‘I always wondered what it would be like to worry about money again. Remembering when money was disposable, like cigarette butts.. or my life at the time.. disposable.. literally.’
1 (of an article) intended to be used once, or until no longer useful, and then thrown away: disposable diapers | a disposable razor.
• (of a person or idea) able to be dispensed with; easily dismissed: the poor performer is motivated by the fear that he or she is highly disposable.
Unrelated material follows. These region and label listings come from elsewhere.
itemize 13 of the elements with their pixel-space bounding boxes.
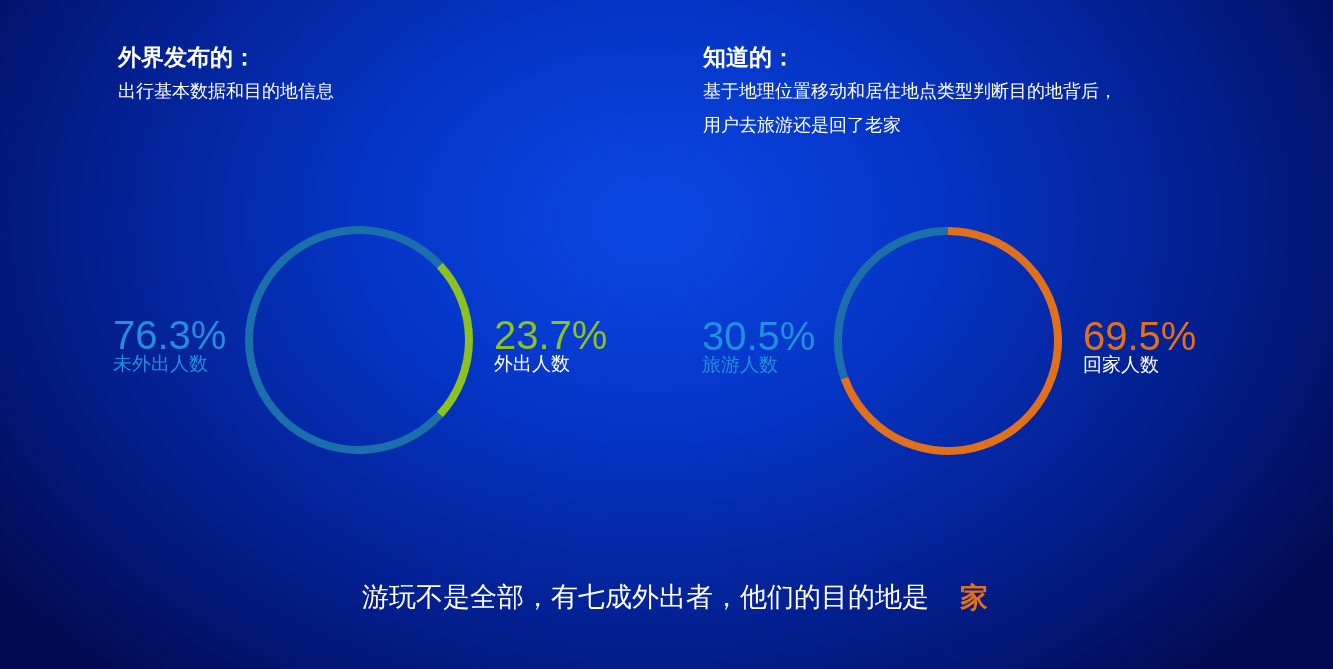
donut-slice	[834, 227, 948, 380]
text: 游玩不是全部，有七成外出者，他们的目的地是	[361, 582, 929, 612]
donut-slice	[840, 227, 1062, 455]
chart-subtitle: 基于地理位置移动和居住地点类型判断目的地背后，用户去旅游还是回了老家	[703, 81, 1117, 135]
chart-title: 知道的：	[702, 44, 795, 70]
text: 家	[959, 582, 988, 613]
slice-label: 未外出人数	[113, 353, 208, 374]
chart-title: 外界发布的：	[117, 44, 256, 70]
chart-subtitle: 出行基本数据和目的地信息	[118, 81, 334, 101]
slice-label: 外出人数	[494, 353, 570, 374]
donut-slice	[245, 226, 443, 454]
slice-label: 旅游人数	[702, 354, 778, 375]
donut-slice	[436, 262, 473, 418]
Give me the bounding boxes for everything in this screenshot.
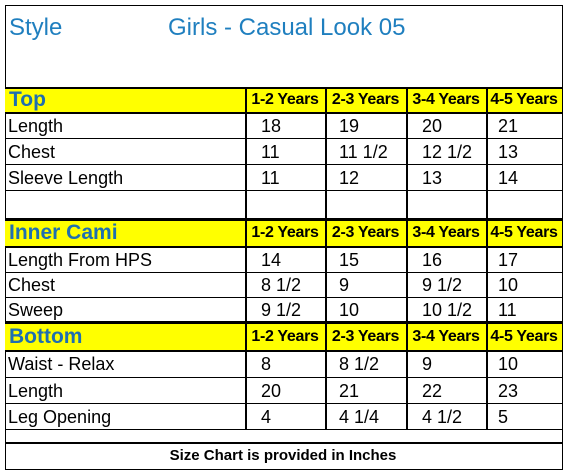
grid-line (5, 138, 562, 139)
grid-line (406, 87, 408, 430)
grid-line (5, 442, 562, 444)
size-value: 15 (339, 249, 360, 270)
section-header-row (5, 219, 562, 247)
grid-line (5, 272, 562, 273)
column-header: 3-4 Years (412, 327, 480, 345)
size-value: 10 (339, 299, 360, 320)
grid-line (5, 377, 562, 378)
grid-line (5, 322, 562, 324)
row-label: Leg Opening (8, 406, 112, 427)
grid-line (5, 164, 562, 165)
grid-line (5, 403, 562, 404)
size-value: 10 (498, 275, 519, 295)
grid-line (325, 87, 327, 430)
row-label: Chest (8, 275, 56, 295)
grid-line (5, 350, 562, 352)
grid-line (5, 112, 562, 114)
section-title: Top (9, 88, 46, 111)
size-value: 8 (261, 354, 272, 374)
row-label: Length (8, 115, 64, 136)
size-value: 11 (261, 167, 280, 188)
size-value: 19 (339, 115, 360, 136)
size-value: 11 (261, 141, 280, 162)
grid-line (5, 246, 562, 248)
footer-note: Size Chart is provided in Inches (169, 446, 397, 464)
column-header: 3-4 Years (412, 91, 480, 108)
row-label: Chest (8, 141, 56, 162)
size-value: 17 (498, 249, 519, 270)
size-value: 21 (339, 380, 360, 401)
grid-line (5, 219, 562, 221)
column-header: 1-2 Years (251, 224, 319, 241)
size-value: 12 1/2 (422, 141, 473, 162)
size-value: 13 (422, 167, 443, 188)
section-header-row (5, 322, 562, 351)
grid-line (245, 87, 247, 430)
row-label: Length (8, 380, 64, 401)
size-value: 12 (339, 167, 360, 188)
row-label: Sweep (8, 299, 64, 320)
grid-line (5, 297, 562, 298)
size-value: 14 (261, 249, 282, 270)
grid-line (486, 87, 488, 430)
column-header: 2-3 Years (331, 224, 400, 241)
column-header: 4-5 Years (490, 91, 558, 108)
size-value: 18 (261, 115, 282, 136)
size-value: 14 (498, 167, 519, 188)
section-title: Bottom (9, 324, 83, 348)
row-label: Sleeve Length (8, 167, 124, 188)
size-value: 21 (498, 115, 519, 136)
size-value: 4 1/4 (339, 406, 380, 427)
section-header-row (5, 87, 562, 113)
column-header: 3-4 Years (412, 224, 480, 241)
size-value: 10 (498, 354, 519, 374)
column-header: 4-5 Years (490, 327, 558, 345)
size-value: 13 (498, 141, 519, 162)
size-value: 11 1/2 (339, 141, 388, 162)
size-value: 20 (422, 115, 443, 136)
size-value: 9 (422, 354, 433, 374)
size-value: 20 (261, 380, 282, 401)
size-value: 11 (498, 299, 517, 320)
grid-line (5, 429, 562, 430)
size-value: 23 (498, 380, 519, 401)
size-value: 8 1/2 (261, 275, 302, 295)
section-title: Inner Cami (9, 221, 118, 244)
column-header: 2-3 Years (331, 327, 400, 345)
row-label: Length From HPS (8, 249, 153, 270)
column-header: 1-2 Years (251, 91, 319, 108)
size-value: 4 1/2 (422, 406, 463, 427)
style-label: Style (9, 14, 63, 41)
column-header: 2-3 Years (331, 91, 400, 108)
size-value: 9 (339, 275, 350, 295)
size-value: 8 1/2 (339, 354, 380, 374)
size-value: 5 (498, 406, 509, 427)
size-value: 10 1/2 (422, 299, 473, 320)
size-value: 4 (261, 406, 272, 427)
size-value: 16 (422, 249, 443, 270)
grid-line (5, 190, 562, 191)
size-value: 9 1/2 (422, 275, 463, 295)
grid-line (5, 87, 562, 89)
column-header: 1-2 Years (251, 327, 319, 345)
column-header: 4-5 Years (490, 224, 558, 241)
grid-line (5, 321, 562, 322)
size-value: 9 1/2 (261, 299, 302, 320)
size-value: 22 (422, 380, 443, 401)
page-title: Girls - Casual Look 05 (168, 14, 406, 41)
size-chart-sheet: Style Girls - Casual Look 05 Top 1-2 Year… (5, 5, 563, 470)
grid-line (5, 218, 562, 219)
row-label: Waist - Relax (8, 354, 115, 374)
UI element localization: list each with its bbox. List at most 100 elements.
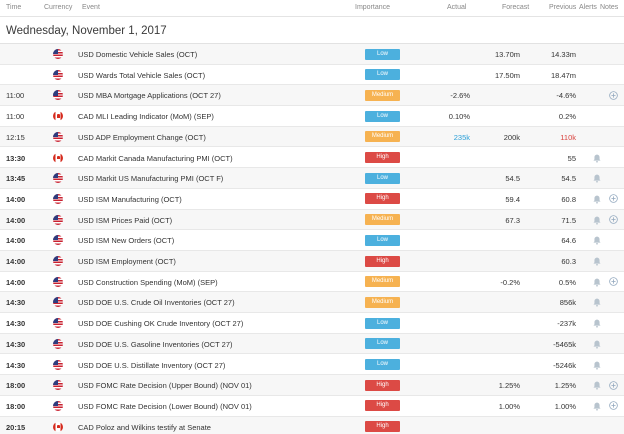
header-currency[interactable]: Currency [44, 4, 72, 11]
table-row[interactable]: 14:30 USD DOE U.S. Gasoline Inventories (… [0, 334, 624, 355]
previous-value: 1.00% [555, 402, 576, 411]
add-note-icon[interactable] [609, 401, 618, 410]
table-row[interactable]: 12:15 USD ADP Employment Change (OCT) Medi… [0, 127, 624, 148]
importance-badge: Low [365, 235, 400, 246]
previous-value: 71.5 [561, 216, 576, 225]
event-time: 20:15 [6, 423, 25, 432]
table-row[interactable]: 14:30 USD DOE U.S. Distillate Inventory (… [0, 355, 624, 376]
importance-badge: High [365, 193, 400, 204]
bell-icon[interactable] [593, 154, 601, 163]
header-actual[interactable]: Actual [447, 4, 466, 11]
bell-icon[interactable] [593, 174, 601, 183]
forecast-value: 67.3 [505, 216, 520, 225]
bell-icon[interactable] [593, 216, 601, 225]
table-row[interactable]: USD Domestic Vehicle Sales (OCT) Low 13.70… [0, 44, 624, 65]
table-row[interactable]: 13:45 USD Markit US Manufacturing PMI (OC… [0, 168, 624, 189]
event-name[interactable]: USD FOMC Rate Decision (Upper Bound) (NO… [78, 381, 252, 390]
event-name[interactable]: CAD Poloz and Wilkins testify at Senate [78, 423, 211, 432]
event-time: 14:30 [6, 361, 25, 370]
event-name[interactable]: USD Construction Spending (MoM) (SEP) [78, 278, 218, 287]
add-note-icon[interactable] [609, 277, 618, 286]
event-name[interactable]: USD Wards Total Vehicle Sales (OCT) [78, 71, 205, 80]
bell-icon[interactable] [593, 361, 601, 370]
event-name[interactable]: USD Domestic Vehicle Sales (OCT) [78, 50, 197, 59]
us-flag-icon [53, 256, 63, 266]
bell-icon[interactable] [593, 257, 601, 266]
event-name[interactable]: USD DOE U.S. Gasoline Inventories (OCT 2… [78, 340, 233, 349]
header-importance[interactable]: Importance [355, 4, 390, 11]
add-note-icon[interactable] [609, 381, 618, 390]
table-row[interactable]: 14:00 USD ISM Employment (OCT) High 60.3 [0, 251, 624, 272]
previous-value: -5465k [553, 340, 576, 349]
event-time: 14:00 [6, 195, 25, 204]
table-row[interactable]: 14:30 USD DOE U.S. Crude Oil Inventories … [0, 292, 624, 313]
bell-icon[interactable] [593, 278, 601, 287]
table-row[interactable]: 11:00 CAD MLI Leading Indicator (MoM) (SE… [0, 106, 624, 127]
previous-value: 54.5 [561, 174, 576, 183]
table-row[interactable]: 14:30 USD DOE Cushing OK Crude Inventory … [0, 313, 624, 334]
bell-icon[interactable] [593, 402, 601, 411]
bell-icon[interactable] [593, 340, 601, 349]
bell-icon[interactable] [593, 298, 601, 307]
us-flag-icon [53, 215, 63, 225]
previous-value: 60.8 [561, 195, 576, 204]
bell-icon[interactable] [593, 381, 601, 390]
table-row[interactable]: 14:00 USD ISM Prices Paid (OCT) Medium 67.3… [0, 210, 624, 231]
table-row[interactable]: 18:00 USD FOMC Rate Decision (Lower Bound… [0, 396, 624, 417]
forecast-value: 54.5 [505, 174, 520, 183]
table-row[interactable]: USD Wards Total Vehicle Sales (OCT) Low 17… [0, 65, 624, 86]
event-name[interactable]: USD MBA Mortgage Applications (OCT 27) [78, 91, 221, 100]
event-name[interactable]: CAD MLI Leading Indicator (MoM) (SEP) [78, 112, 214, 121]
add-note-icon[interactable] [609, 194, 618, 203]
bell-icon[interactable] [593, 319, 601, 328]
header-forecast[interactable]: Forecast [502, 4, 529, 11]
event-name[interactable]: USD ISM Prices Paid (OCT) [78, 216, 172, 225]
date-group-header: Wednesday, November 1, 2017 [0, 17, 624, 44]
event-name[interactable]: USD ADP Employment Change (OCT) [78, 133, 206, 142]
event-name[interactable]: USD ISM New Orders (OCT) [78, 236, 174, 245]
event-name[interactable]: USD DOE U.S. Distillate Inventory (OCT 2… [78, 361, 225, 370]
us-flag-icon [53, 90, 63, 100]
table-row[interactable]: 14:00 USD ISM Manufacturing (OCT) High 59.4… [0, 189, 624, 210]
event-time: 14:30 [6, 319, 25, 328]
us-flag-icon [53, 360, 63, 370]
table-row[interactable]: 18:00 USD FOMC Rate Decision (Upper Bound… [0, 375, 624, 396]
event-name[interactable]: USD DOE U.S. Crude Oil Inventories (OCT … [78, 298, 235, 307]
event-name[interactable]: USD DOE Cushing OK Crude Inventory (OCT … [78, 319, 243, 328]
event-name[interactable]: USD ISM Employment (OCT) [78, 257, 176, 266]
header-notes[interactable]: Notes [600, 4, 618, 11]
us-flag-icon [53, 173, 63, 183]
event-time: 14:30 [6, 340, 25, 349]
actual-value: -2.6% [450, 91, 470, 100]
table-row[interactable]: 11:00 USD MBA Mortgage Applications (OCT … [0, 85, 624, 106]
forecast-value: -0.2% [500, 278, 520, 287]
bell-icon[interactable] [593, 195, 601, 204]
us-flag-icon [53, 339, 63, 349]
us-flag-icon [53, 194, 63, 204]
date-label: Wednesday, November 1, 2017 [6, 25, 167, 37]
header-time[interactable]: Time [6, 4, 21, 11]
previous-value: 1.25% [555, 381, 576, 390]
table-row[interactable]: 14:00 USD Construction Spending (MoM) (SE… [0, 272, 624, 293]
add-note-icon[interactable] [609, 91, 618, 100]
add-note-icon[interactable] [609, 215, 618, 224]
bell-icon[interactable] [593, 236, 601, 245]
event-time: 12:15 [6, 133, 25, 142]
event-name[interactable]: USD ISM Manufacturing (OCT) [78, 195, 182, 204]
table-row[interactable]: 13:30 CAD Markit Canada Manufacturing PMI… [0, 148, 624, 169]
table-row[interactable]: 14:00 USD ISM New Orders (OCT) Low 64.6 [0, 230, 624, 251]
event-name[interactable]: CAD Markit Canada Manufacturing PMI (OCT… [78, 154, 233, 163]
previous-value: 64.6 [561, 236, 576, 245]
previous-value: 0.5% [559, 278, 576, 287]
header-event[interactable]: Event [82, 4, 100, 11]
header-alerts[interactable]: Alerts [579, 4, 597, 11]
event-name[interactable]: USD FOMC Rate Decision (Lower Bound) (NO… [78, 402, 252, 411]
table-header: Time Currency Event Importance Actual Fo… [0, 0, 624, 17]
event-name[interactable]: USD Markit US Manufacturing PMI (OCT F) [78, 174, 223, 183]
event-time: 14:00 [6, 257, 25, 266]
previous-value: -5246k [553, 361, 576, 370]
us-flag-icon [53, 235, 63, 245]
table-row[interactable]: 20:15 CAD Poloz and Wilkins testify at Se… [0, 417, 624, 434]
ca-flag-icon [53, 153, 63, 163]
header-previous[interactable]: Previous [549, 4, 576, 11]
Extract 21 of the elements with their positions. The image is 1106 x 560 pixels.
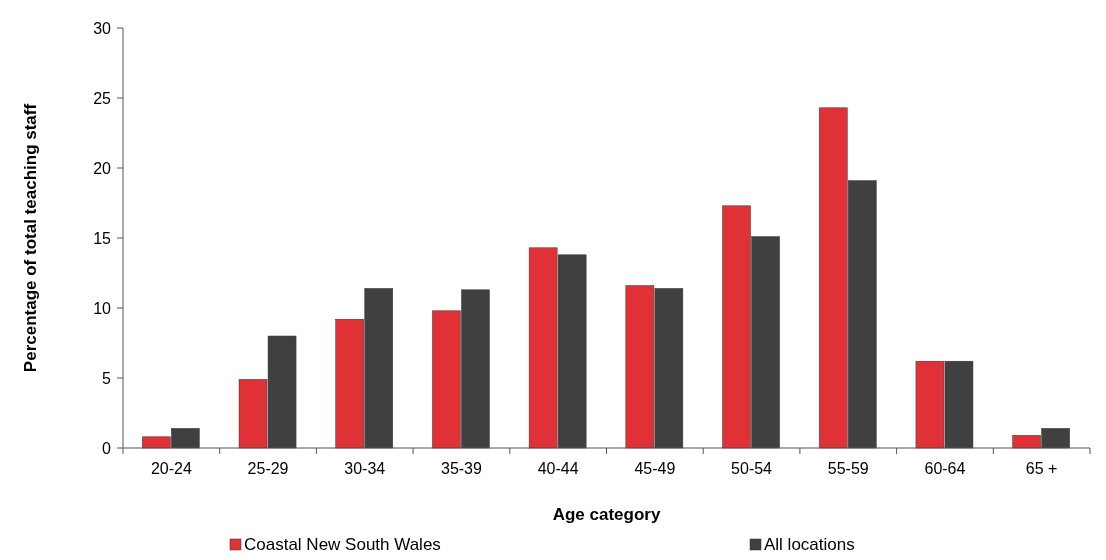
x-tick-label: 20-24 — [150, 460, 192, 477]
x-tick-label: 50-54 — [731, 460, 773, 477]
x-tick-label: 65 + — [1025, 460, 1058, 477]
x-tick-label: 30-34 — [344, 460, 386, 477]
y-tick-label: 10 — [93, 299, 112, 317]
x-tick-label: 55-59 — [827, 460, 869, 477]
y-tick-label: 25 — [93, 89, 112, 107]
y-tick-label: 20 — [93, 159, 112, 177]
legend-label: Coastal New South Wales — [244, 535, 441, 554]
x-tick-label: 35-39 — [440, 460, 483, 477]
x-tick-label: 60-64 — [924, 460, 966, 477]
x-axis-title: Age category — [552, 505, 661, 524]
y-tick-label: 15 — [93, 229, 112, 247]
x-tick-label: 25-29 — [247, 460, 289, 477]
x-tick-label: 40-44 — [537, 460, 579, 477]
legend-label: All locations — [764, 535, 855, 554]
y-tick-label: 5 — [102, 369, 112, 387]
y-axis-title: Percentage of total teaching staff — [21, 103, 40, 373]
x-tick-label: 45-49 — [634, 460, 676, 477]
y-tick-label: 0 — [102, 439, 112, 457]
y-tick-label: 30 — [93, 19, 112, 37]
(credits to Dictionary App on Macbook)
I seem lately to really be struggling financially. It is a really hard deal when you want things, that you can’t buy. Being a broke 21 year-old sucks, and yes it makes me remember my $10,000 monthly income at 20. This is what selling myself against my morals did to me. I easily lost the value of a dollar because all I needed was myself to make it back. But isn’t that somewhat.. invigorating? I do not shame sex workers, as regardless I believe stripping is sex work. (PERSONAL OPINION) And stripping was my life for over a year.
How I am Dealing With This:
Literally, by embracing every small, tiny, thing, in my life, that is SOLEY mine. For instance, I got approved for amazing health insurance and that is a big deal. OR, i’m loosing weight in a healthy way by staying more active. I realize this is hard to do, compared to a $4oo Victorias’ Secret shopping spree. Retail therapy was and is a thing for me, and it gets bad. Try to take something small, and make it much larger. ‘Because it is yours, & that’s important.’